A million people at the Pride parade? Really?

There’s a good reason the figure is unbelievable: it’s wrong

A reader sent an email yesterday that called into question a figure we used in Monday’s round-up of ‘Need to Know’ news items. We had claimed Sunday’s Pride parade in Toronto drew an estimated one million attendees. As aggregated news items tend to do, our report used facts and figures from another news outlet. The estimate, wherever it emerged (likely a CP report also highlighting Mayor Rob Ford’s absence), was widely reported by major news outlets.

One million, eh? Really? That’s about one-fifth of the population of the Greater Toronto Area crammed into a 2-km parade route through downtown city streets. The letter writer, Steven Murray of Victoria, BC, whose math is undoubtedly better than mine, points out that this is “physically and mathematically impossible.” “To fit one million people into that space,” he wrote, “would require 25 people for each square metre—4 to 5 times as many as would physically fit.”

The total surface area of all the streets within the Pride festival grounds, which are bordered by Bloor and Gerrard streets, Yonge and Jarvis streets, is approximately 157,100 square metres.
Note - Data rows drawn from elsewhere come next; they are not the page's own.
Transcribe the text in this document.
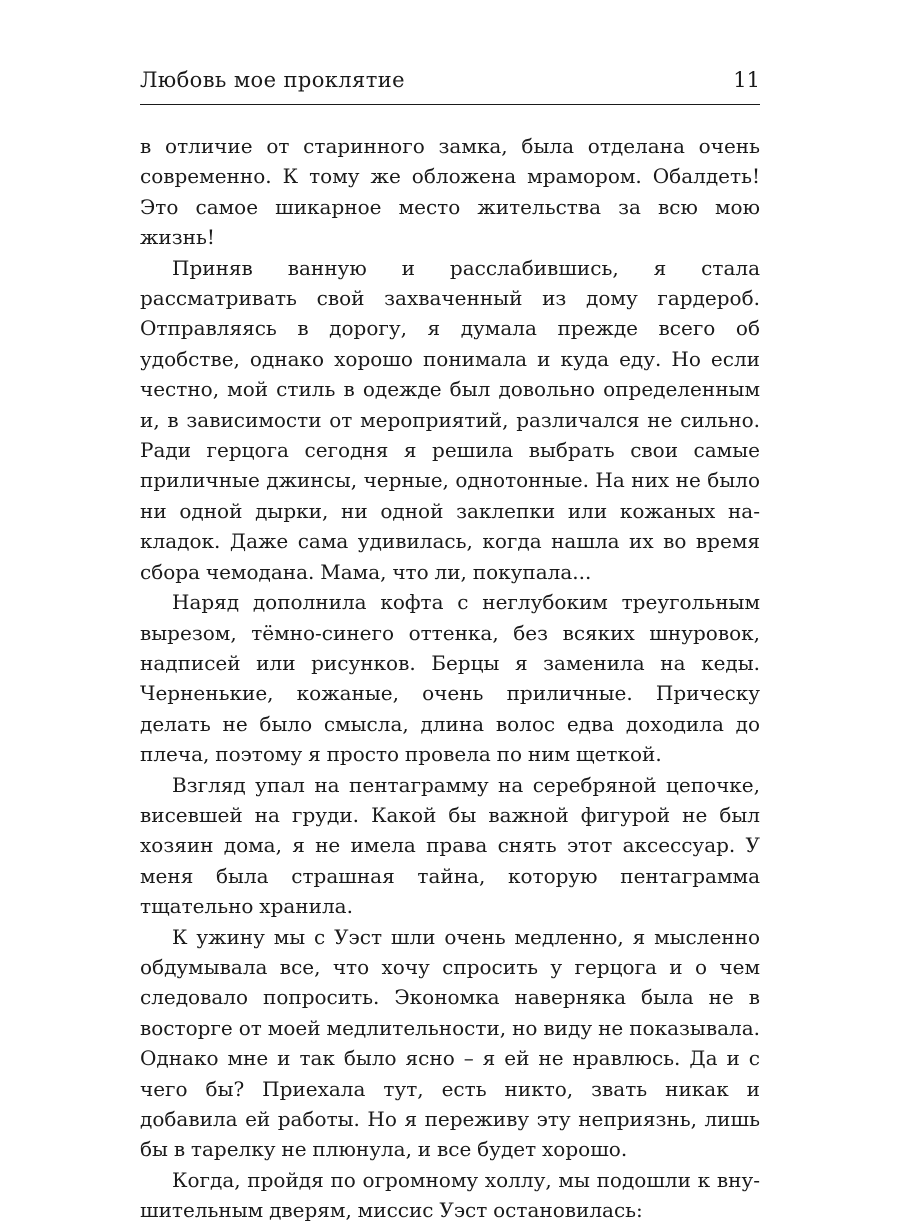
Любовь мое проклятие	11

в отличие от старинного замка, была отделана очень современно. К тому же обложена мрамором. Обалдеть! Это самое шикарное место жительства за всю мою жизнь!

Приняв ванную и расслабившись, я стала рассматривать свой захваченный из дому гардероб. Отправляясь в дорогу, я думала прежде всего об удобстве, однако хорошо понимала и куда еду. Но если честно, мой стиль в одежде был довольно определенным и, в зависимости от мероприятий, различался не сильно. Ради герцога сегодня я решила выбрать свои самые приличные джинсы, черные, однотонные. На них не было ни одной дырки, ни одной заклепки или кожаных накладок. Даже сама удивилась, когда нашла их во время сбора чемодана. Мама, что ли, покупала...

Наряд дополнила кофта с неглубоким треугольным вырезом, тёмно-синего оттенка, без всяких шнуровок, надписей или рисунков. Берцы я заменила на кеды. Черненькие, кожаные, очень приличные. Прическу делать не было смысла, длина волос едва доходила до плеча, поэтому я просто провела по ним щеткой.

Взгляд упал на пентаграмму на серебряной цепочке, висевшей на груди. Какой бы важной фигурой не был хозяин дома, я не имела права снять этот аксессуар. У меня была страшная тайна, которую пентаграмма тщательно хранила.

К ужину мы с Уэст шли очень медленно, я мысленно обдумывала все, что хочу спросить у герцога и о чем следовало попросить. Экономка наверняка была не в восторге от моей медлительности, но виду не показывала. Однако мне и так было ясно – я ей не нравлюсь. Да и с чего бы? Приехала тут, есть никто, звать никак и добавила ей работы. Но я переживу эту неприязнь, лишь бы в тарелку не плюнула, и все будет хорошо.

Когда, пройдя по огромному холлу, мы подошли к внушительным дверям, миссис Уэст остановилась:
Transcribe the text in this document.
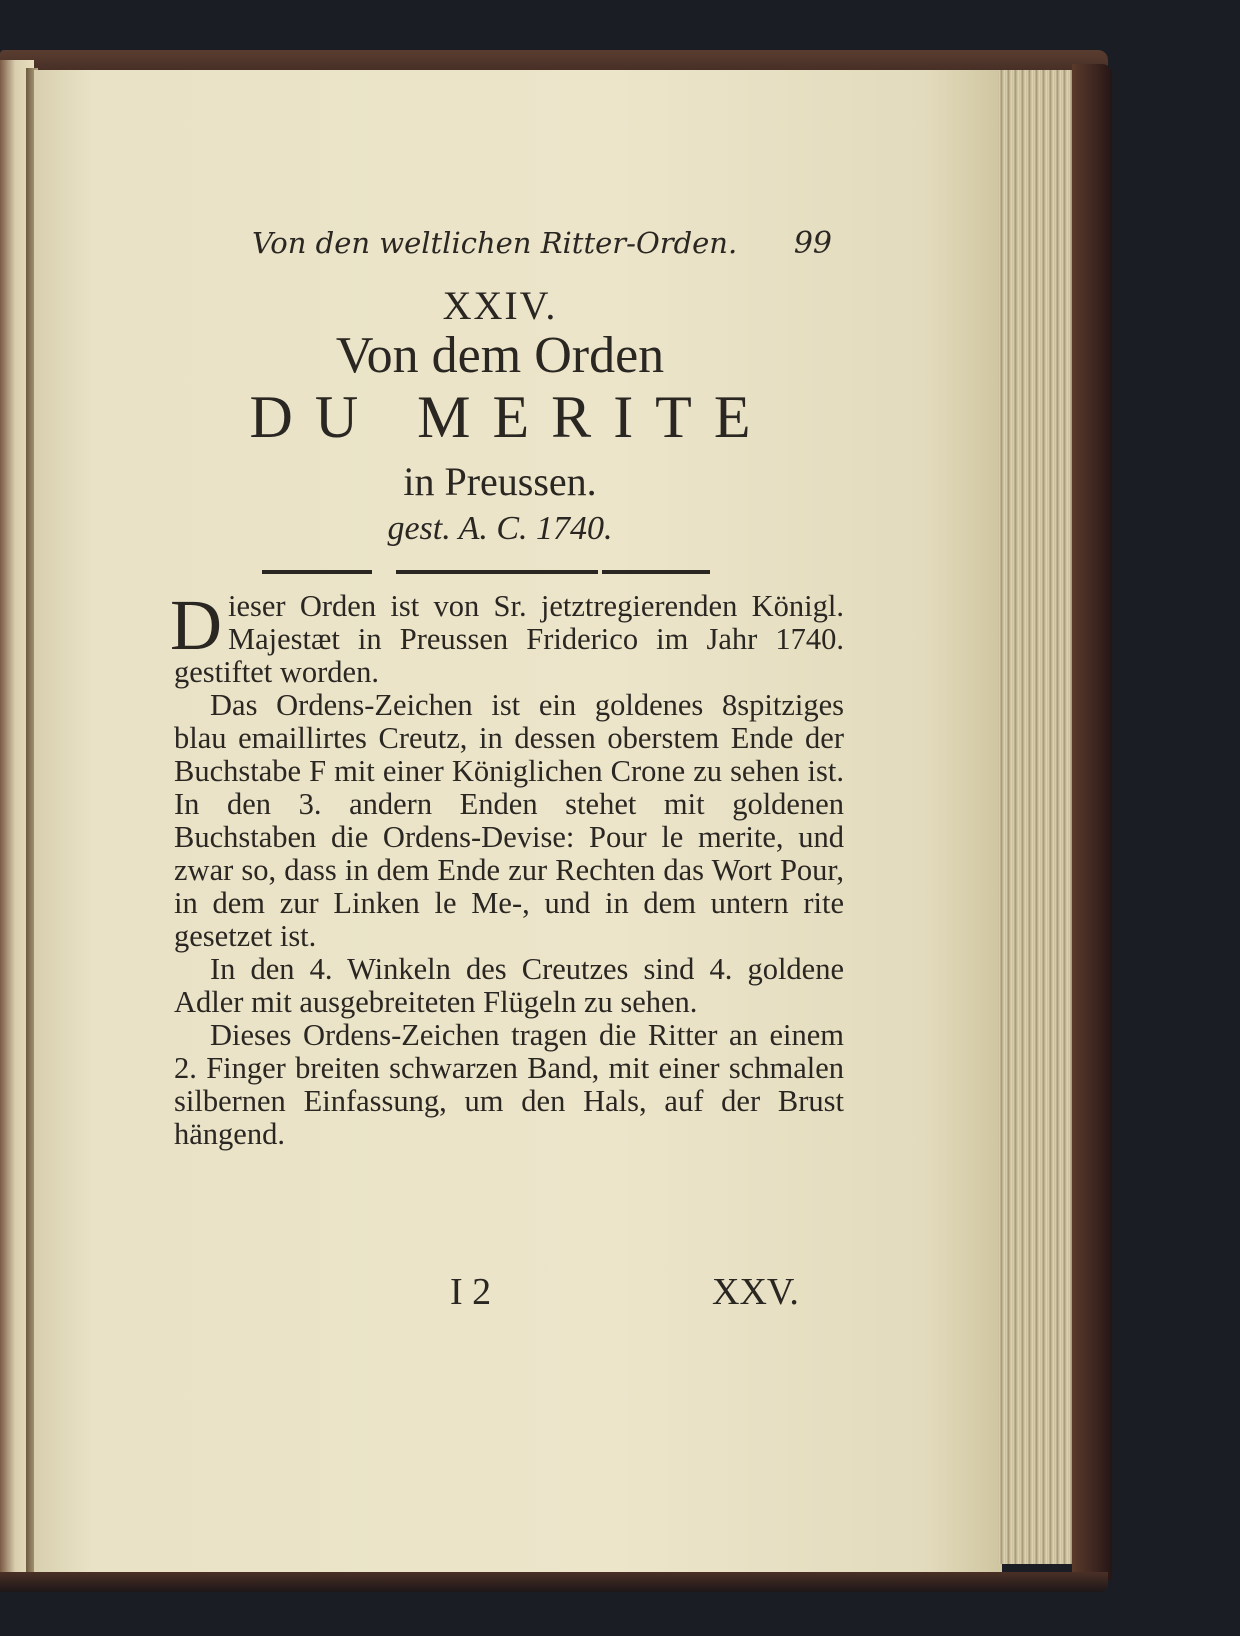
Von den weltlichen Ritter-Orden. 99
XXIV.
Von dem Orden
DU MERITE
in Preussen.
gest. A. C. 1740.

Dieser Orden ist von Sr. jetztregierenden Königl. Majestæt in Preussen Friderico im Jahr 1740. gestiftet worden.

Das Ordens-Zeichen ist ein goldenes 8spitziges blau emaillirtes Creutz, in dessen oberstem Ende der Buchstabe F mit einer Königlichen Crone zu sehen ist. In den 3. andern Enden stehet mit goldenen Buchstaben die Ordens-Devise: Pour le merite, und zwar so, dass in dem Ende zur Rechten das Wort Pour, in dem zur Linken le Me-, und in dem untern rite gesetzet ist.

In den 4. Winkeln des Creutzes sind 4. goldene Adler mit ausgebreiteten Flügeln zu sehen.

Dieses Ordens-Zeichen tragen die Ritter an einem 2. Finger breiten schwarzen Band, mit einer schmalen silbernen Einfassung, um den Hals, auf der Brust hängend.

I 2	XXV.
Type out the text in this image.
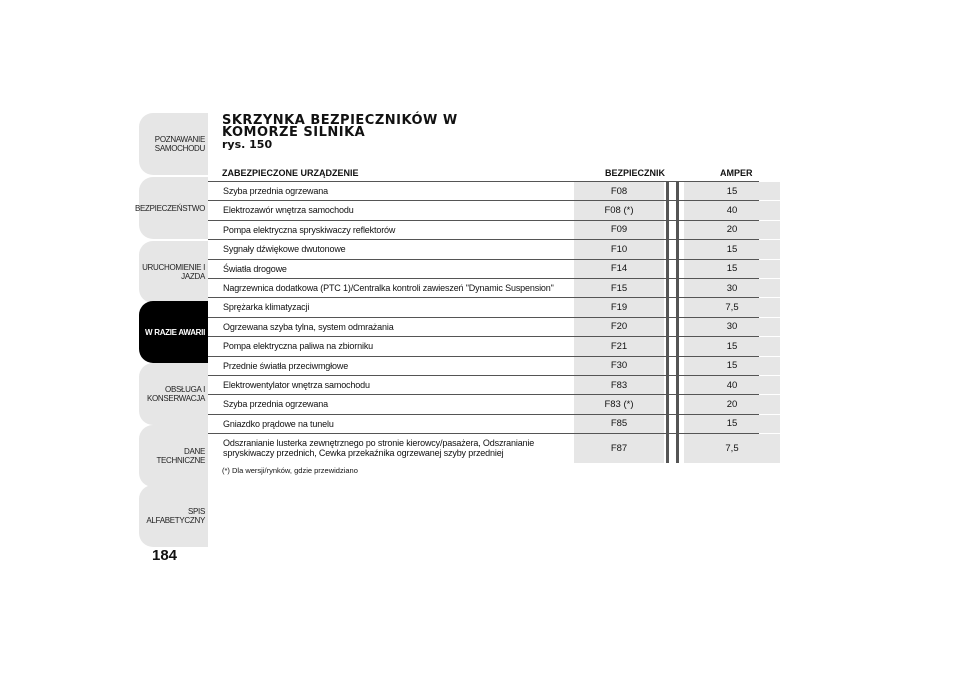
POZNAWANIE
SAMOCHODU
BEZPIECZEŃSTWO
URUCHOMIENIE I
JAZDA
W RAZIE AWARII
OBSŁUGA I
KONSERWACJA
DANE TECHNICZNE
SPIS ALFABETYCZNY
184
SKRZYNKA BEZPIECZNIKÓW W
KOMORZE SILNIKA
rys. 150
ZABEZPIECZONE URZĄDZENIE	BEZPIECZNIK	AMPER
Szyba przednia ogrzewana	F08	15
Elektrozawór wnętrza samochodu	F08 (*)	40
Pompa elektryczna spryskiwaczy reflektorów	F09	20
Sygnały dźwiękowe dwutonowe	F10	15
Światła drogowe	F14	15
Nagrzewnica dodatkowa (PTC 1)/Centralka kontroli zawieszeń "Dynamic Suspension"	F15	30
Sprężarka klimatyzacji	F19	7,5
Ogrzewana szyba tylna, system odmrażania	F20	30
Pompa elektryczna paliwa na zbiorniku	F21	15
Przednie światła przeciwmgłowe	F30	15
Elektrowentylator wnętrza samochodu	F83	40
Szyba przednia ogrzewana	F83 (*)	20
Gniazdko prądowe na tunelu	F85	15
Odszranianie lusterka zewnętrznego po stronie kierowcy/pasażera, Odszranianie spryskiwaczy przednich, Cewka przekaźnika ogrzewanej szyby przedniej	F87	7,5
(*) Dla wersji/rynków, gdzie przewidziano
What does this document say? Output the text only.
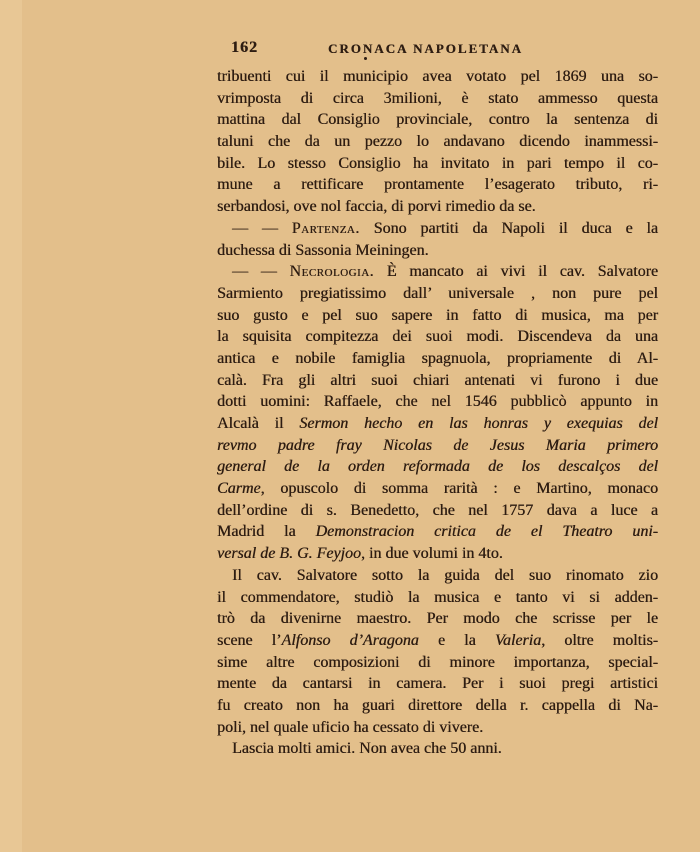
162	CRONACA NAPOLETANA
tribuenti cui il municipio avea votato pel 1869 una so-
vrimposta di circa 3milioni, è stato ammesso questa
mattina dal Consiglio provinciale, contro la sentenza di
taluni che da un pezzo lo andavano dicendo inammessi-
bile. Lo stesso Consiglio ha invitato in pari tempo il co-
mune a rettificare prontamente l’esagerato tributo, ri-
serbandosi, ove nol faccia, di porvi rimedio da se.
— — Partenza. Sono partiti da Napoli il duca e la
duchessa di Sassonia Meiningen.
— — Necrologia. È mancato ai vivi il cav. Salvatore
Sarmiento pregiatissimo dall’ universale , non pure pel
suo gusto e pel suo sapere in fatto di musica, ma per
la squisita compitezza dei suoi modi. Discendeva da una
antica e nobile famiglia spagnuola, propriamente di Al-
calà. Fra gli altri suoi chiari antenati vi furono i due
dotti uomini: Raffaele, che nel 1546 pubblicò appunto in
Alcalà il Sermon hecho en las honras y exequias del
revmo padre fray Nicolas de Jesus Maria primero
general de la orden reformada de los descalços del
Carme, opuscolo di somma rarità : e Martino, monaco
dell’ordine di s. Benedetto, che nel 1757 dava a luce a
Madrid la Demonstracion critica de el Theatro uni-
versal de B. G. Feyjoo, in due volumi in 4to.
Il cav. Salvatore sotto la guida del suo rinomato zio
il commendatore, studiò la musica e tanto vi si adden-
trò da divenirne maestro. Per modo che scrisse per le
scene l’Alfonso d’Aragona e la Valeria, oltre moltis-
sime altre composizioni di minore importanza, special-
mente da cantarsi in camera. Per i suoi pregi artistici
fu creato non ha guari direttore della r. cappella di Na-
poli, nel quale uficio ha cessato di vivere.
Lascia molti amici. Non avea che 50 anni.
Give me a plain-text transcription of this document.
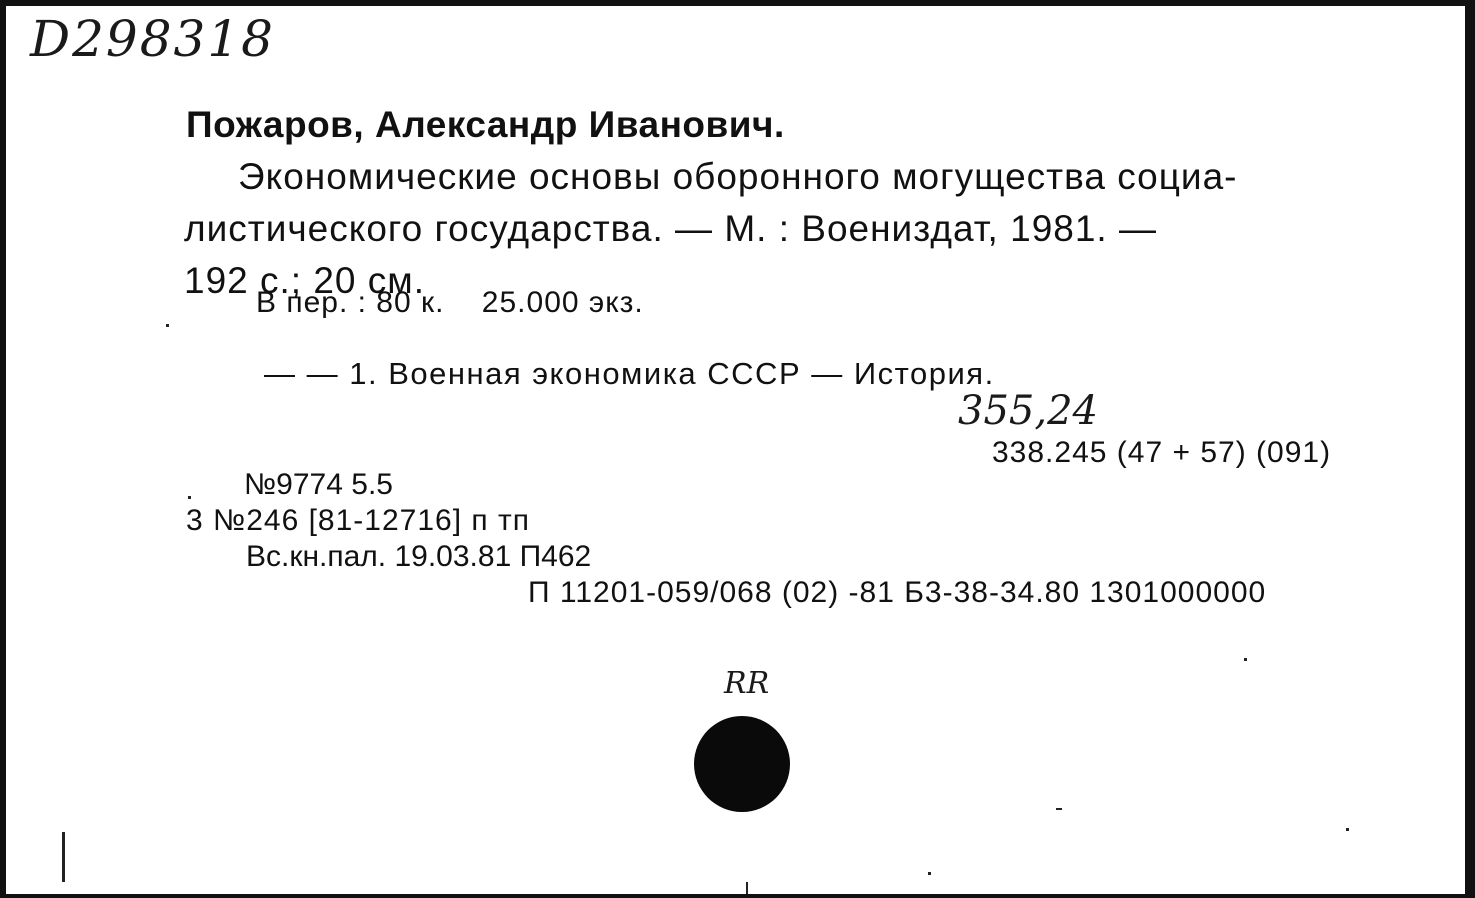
D298318
Пожаров, Александр Иванович.
Экономические основы оборонного могущества социа-
листического государства. — М. : Воениздат, 1981. —
192 с.; 20 см.
В пер. : 80 к.    25.000 экз.
— — 1. Военная экономика СССР — История.
355,24
338.245 (47 + 57) (091)
№9774 5.5
3 №246 [81-12716] п тп
Вс.кн.пал. 19.03.81 П462
П 11201-059/068 (02) -81 Б3-38-34.80 1301000000
RR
Aaron Gradeen, a Master’s engineering student at Ryerson University, quickly ran the numbers for me and concluded that even if people were standing shoulder to shoulder in every side street and alley, it would be highly unlikely. “If you can fit seven people per square metre, it’s possible. That just seems like a tight squeeze.” The parade route itself would be only about 40,000 square metres. Gradeen says that, assuming the parade route was 20 metres in width and two kilometres in length, you could fit roughly 280,000 people at the parade at any one time. That’s if there’s seven people standing in each square metre of that area. As an experiment, I taped off one square metre in the newsroom and asked my fellow Maclean’s staffers to stand inside it. At five people, it got awkward. At six, it was feeling quite intimate. At seven, we were clinging to each other to not fall over the taped lines.

Putting the math aside for a moment, here’s a shortcut to understanding that impossible attendance figure. It most likely emerged as an estimate based on a figure in the Economic Impact Report for Toronto Pride in 2009.

Screengrab from the 2009 Pride Toronto Economic Impact Study (Enigma Research)

“Attendance is a tricky word,” says Michael Harker, senior partner at Toronto-based Enigma Research Corporation, the event research company behind the report. “There’s a big difference between visits and unique attendees.” The document, which estimates attendance and economic impact, was submitted to and approved by Industry Canada. And it does have a one million figure in it. The 2009 Pride Toronto festival, which lasted from June 25-28, drew an estimated 1,120,000 visits.

“Visits is, a guy comes three times, we count him three times. Uniques is, he comes three times, we count him once.” That one-million figure, then, accounts for total visits to the festival—multiple returns over the span of four days—and not for boots on the ground at the festival’s flagship parade. The total number of uniques was actually 411,450, which, again, does not represent just parade attendees but all visitors over the course of the entire four-day event.

So that changes things. 

“Event promoters in general like to talk about the biggest number they can, as you can imagine. They might say it in an interview and then somebody, instead of calling it visits, calls it attendance, and the next person misinterprets it after that. I think that this is at the root of a lot of misunderstanding of the numbers. Yeah, a million people down Yonge St.—that’s not going to fit.”

Const. Victor Kwong, media relations officer at the Toronto Police Service, explains that the police don’t give estimates anymore. “We used to do estimates, but we got a lot of complaints. People would say, ‘oh you’re lowballing so that the event gets less press’ or, ‘you’re highballing so the event gets more support.’ So we just stopped giving out estimates a while ago.”

“But Pride doesn’t make up numbers,” says Harker. “The difference between those two numbers is on their website for anyone to see.”

When I asked communications director at Pride Toronto whether that one million figure sounded a bit inflated, he said he didn’t know. “We don’t have any official numbers yet. But that’s what the media outlets are estimating,” he offered. He then referred me to the Enigma report from 2009. Glen Brown, interim executive director of Pride, responded by email: “We usually try to avoid attendance estimates, since we don’t have any reliable methodology. We do know that almost 6,000 people marched in the Parade—a record number. Many other media outlets are estimating the crowd at a million.”

I edited and posted that erroneous estimate on Monday without giving a moment’s thought to how inflated that number sounded. Thanks to Mr. Murray for pointing out the blatantly obvious.